Photo: Flickr / Fotos Gov/Ba
Medical tourism has ballooned into a $100 billion industry, and struggling travel agents want to cash in. But is the lure of cheaper treatment and a possible vacation worth the risk to your health? James R. Goldberg, a healthcare executive and author of “The American Medical Money Machine: The Destruction of Healthcare in America and The Rise of Medical Tourism,” isn’t so sure, according to the Houston Chronicle.
“There are no International Treaties which address the safety of patients sent overseas for medical treatment,” he said at a speech in April. “Although the lure of far less expensive care is taking hold as the American medical system continues to deteriorate, medical care provided overseas is completely unregulated.”
Also disconcerting is the fact that certain treatments, such as the popular LAP-BAND surgery which helps patients lose weight, may be safer done in the U.S. than in countries like Turkey and India where the procedure may be unregulated and use outdated equipment.
As Goldberg learned the hard way when his 23-year-old son died during a leg procedure at a hospital in Bangkok, Thailand, there’s also the risk of not being covered by insurance—or U.S. attorneys—for medical malpractice.
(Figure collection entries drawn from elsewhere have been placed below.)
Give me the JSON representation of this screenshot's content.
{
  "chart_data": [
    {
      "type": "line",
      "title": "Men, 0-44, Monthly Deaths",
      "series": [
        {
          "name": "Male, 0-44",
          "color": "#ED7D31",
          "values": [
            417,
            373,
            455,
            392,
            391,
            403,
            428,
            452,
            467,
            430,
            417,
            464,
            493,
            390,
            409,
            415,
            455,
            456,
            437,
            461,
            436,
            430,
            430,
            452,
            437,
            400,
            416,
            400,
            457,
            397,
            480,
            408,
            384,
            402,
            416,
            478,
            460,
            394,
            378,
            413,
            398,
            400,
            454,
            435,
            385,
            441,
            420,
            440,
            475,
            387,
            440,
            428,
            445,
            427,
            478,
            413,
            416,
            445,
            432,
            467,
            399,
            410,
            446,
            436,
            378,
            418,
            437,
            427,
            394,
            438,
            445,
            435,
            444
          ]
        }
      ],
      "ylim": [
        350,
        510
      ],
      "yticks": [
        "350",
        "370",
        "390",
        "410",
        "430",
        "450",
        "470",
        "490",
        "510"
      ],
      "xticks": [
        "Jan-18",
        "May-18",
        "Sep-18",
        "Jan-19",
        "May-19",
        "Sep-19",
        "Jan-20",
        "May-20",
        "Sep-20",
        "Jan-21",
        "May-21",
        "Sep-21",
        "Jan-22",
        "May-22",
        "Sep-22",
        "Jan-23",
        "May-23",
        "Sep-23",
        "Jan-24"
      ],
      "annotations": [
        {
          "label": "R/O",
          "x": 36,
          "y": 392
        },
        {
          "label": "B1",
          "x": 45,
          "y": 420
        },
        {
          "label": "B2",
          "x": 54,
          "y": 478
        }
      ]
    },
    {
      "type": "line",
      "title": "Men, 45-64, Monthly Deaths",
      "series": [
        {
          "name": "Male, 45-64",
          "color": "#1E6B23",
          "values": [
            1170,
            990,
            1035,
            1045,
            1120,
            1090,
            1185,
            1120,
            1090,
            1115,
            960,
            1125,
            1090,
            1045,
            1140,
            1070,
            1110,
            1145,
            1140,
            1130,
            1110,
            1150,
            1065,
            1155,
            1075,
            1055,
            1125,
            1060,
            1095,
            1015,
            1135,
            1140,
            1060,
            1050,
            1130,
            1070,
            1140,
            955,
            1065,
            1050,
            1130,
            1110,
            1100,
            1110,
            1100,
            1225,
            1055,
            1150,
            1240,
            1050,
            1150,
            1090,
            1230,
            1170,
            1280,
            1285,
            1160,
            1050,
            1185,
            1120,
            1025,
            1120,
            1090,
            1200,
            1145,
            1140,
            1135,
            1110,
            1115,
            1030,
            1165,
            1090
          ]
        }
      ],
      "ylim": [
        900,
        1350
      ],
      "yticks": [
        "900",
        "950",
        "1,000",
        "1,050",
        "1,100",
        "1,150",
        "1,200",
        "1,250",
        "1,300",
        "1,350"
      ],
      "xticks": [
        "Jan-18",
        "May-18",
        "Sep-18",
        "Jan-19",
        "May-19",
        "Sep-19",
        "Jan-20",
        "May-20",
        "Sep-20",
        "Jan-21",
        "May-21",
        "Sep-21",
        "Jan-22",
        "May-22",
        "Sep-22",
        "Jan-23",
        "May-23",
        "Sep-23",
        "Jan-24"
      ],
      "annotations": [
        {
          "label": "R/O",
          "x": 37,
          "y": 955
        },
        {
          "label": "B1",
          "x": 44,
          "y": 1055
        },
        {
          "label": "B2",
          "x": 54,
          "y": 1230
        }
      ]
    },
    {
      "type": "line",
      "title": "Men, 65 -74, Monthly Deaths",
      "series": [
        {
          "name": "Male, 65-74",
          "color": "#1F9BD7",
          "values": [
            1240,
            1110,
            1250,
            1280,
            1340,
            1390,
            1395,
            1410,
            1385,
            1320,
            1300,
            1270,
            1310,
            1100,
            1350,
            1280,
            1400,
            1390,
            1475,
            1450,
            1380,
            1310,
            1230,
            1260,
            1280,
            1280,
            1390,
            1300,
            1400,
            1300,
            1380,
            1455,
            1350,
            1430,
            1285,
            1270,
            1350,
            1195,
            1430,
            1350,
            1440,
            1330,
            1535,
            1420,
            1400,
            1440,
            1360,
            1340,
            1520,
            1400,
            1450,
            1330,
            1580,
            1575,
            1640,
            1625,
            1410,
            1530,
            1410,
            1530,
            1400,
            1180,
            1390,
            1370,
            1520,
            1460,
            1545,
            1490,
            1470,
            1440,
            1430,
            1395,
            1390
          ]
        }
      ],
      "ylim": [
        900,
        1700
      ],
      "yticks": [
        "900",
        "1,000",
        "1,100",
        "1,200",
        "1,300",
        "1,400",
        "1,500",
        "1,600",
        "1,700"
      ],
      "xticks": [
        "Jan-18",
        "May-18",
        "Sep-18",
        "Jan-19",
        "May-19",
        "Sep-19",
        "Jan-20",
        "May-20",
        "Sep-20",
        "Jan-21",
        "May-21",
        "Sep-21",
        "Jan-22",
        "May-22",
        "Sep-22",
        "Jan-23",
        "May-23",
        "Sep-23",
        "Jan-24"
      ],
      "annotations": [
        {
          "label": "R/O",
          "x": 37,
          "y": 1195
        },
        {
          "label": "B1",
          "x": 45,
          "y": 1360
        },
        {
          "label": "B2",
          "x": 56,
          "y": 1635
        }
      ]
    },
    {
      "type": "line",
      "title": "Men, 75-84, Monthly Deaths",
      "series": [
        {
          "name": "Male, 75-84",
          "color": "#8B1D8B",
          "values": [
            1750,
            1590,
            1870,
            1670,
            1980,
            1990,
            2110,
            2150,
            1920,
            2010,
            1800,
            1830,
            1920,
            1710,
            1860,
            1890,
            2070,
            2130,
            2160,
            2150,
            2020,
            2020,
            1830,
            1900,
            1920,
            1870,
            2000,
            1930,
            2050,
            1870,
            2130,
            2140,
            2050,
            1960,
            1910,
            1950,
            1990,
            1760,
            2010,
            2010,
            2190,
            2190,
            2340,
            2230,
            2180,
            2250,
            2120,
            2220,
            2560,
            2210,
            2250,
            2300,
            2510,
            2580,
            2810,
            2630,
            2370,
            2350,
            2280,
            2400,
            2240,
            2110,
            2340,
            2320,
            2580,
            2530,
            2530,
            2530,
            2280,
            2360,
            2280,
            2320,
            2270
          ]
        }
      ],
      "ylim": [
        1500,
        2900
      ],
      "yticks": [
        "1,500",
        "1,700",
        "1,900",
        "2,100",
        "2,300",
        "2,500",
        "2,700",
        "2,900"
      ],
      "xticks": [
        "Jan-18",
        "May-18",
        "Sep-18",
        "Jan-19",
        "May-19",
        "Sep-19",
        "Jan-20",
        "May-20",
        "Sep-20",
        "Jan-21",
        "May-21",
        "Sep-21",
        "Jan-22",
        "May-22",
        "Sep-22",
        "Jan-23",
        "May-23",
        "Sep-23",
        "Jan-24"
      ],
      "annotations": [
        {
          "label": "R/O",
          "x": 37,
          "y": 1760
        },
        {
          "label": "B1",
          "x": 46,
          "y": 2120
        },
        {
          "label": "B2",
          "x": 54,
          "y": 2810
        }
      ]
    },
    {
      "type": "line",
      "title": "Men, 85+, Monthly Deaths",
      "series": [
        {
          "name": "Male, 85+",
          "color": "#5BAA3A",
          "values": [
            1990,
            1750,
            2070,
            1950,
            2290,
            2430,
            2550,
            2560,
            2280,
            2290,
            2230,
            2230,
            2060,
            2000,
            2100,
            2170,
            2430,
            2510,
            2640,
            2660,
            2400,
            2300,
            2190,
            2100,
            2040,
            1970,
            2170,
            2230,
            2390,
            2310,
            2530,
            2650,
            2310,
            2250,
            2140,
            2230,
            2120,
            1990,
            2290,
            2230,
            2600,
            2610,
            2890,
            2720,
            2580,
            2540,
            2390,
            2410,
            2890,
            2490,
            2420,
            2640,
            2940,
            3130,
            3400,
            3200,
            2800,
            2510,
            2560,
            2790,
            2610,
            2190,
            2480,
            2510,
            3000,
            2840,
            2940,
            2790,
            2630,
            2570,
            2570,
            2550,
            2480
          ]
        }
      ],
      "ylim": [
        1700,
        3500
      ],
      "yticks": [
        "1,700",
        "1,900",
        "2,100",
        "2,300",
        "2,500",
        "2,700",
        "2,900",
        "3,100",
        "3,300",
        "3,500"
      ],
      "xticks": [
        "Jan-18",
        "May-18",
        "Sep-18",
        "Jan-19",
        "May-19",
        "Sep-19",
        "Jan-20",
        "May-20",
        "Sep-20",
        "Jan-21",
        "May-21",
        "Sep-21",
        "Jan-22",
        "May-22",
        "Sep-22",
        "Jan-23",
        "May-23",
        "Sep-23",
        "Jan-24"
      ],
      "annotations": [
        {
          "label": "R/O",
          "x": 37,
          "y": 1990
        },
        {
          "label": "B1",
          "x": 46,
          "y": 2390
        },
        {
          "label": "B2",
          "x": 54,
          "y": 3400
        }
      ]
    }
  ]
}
According to JDSupra.com, Goldberg had no legal recourse in the matter “except within the country where (the patient was) damaged,” which would have been incredibly expensive and complicated.
If you’re drawn to medical tourism, keep this in mind: It’s best to speak to your health care provider and doctor first to find out if there are viable alternatives. It may simply be a matter of negotiating a price and repayment plan that works for everyone.
You can also visit your hospital’s website to look for a detailed list of services and estimated upfront rates (“Charge Master“).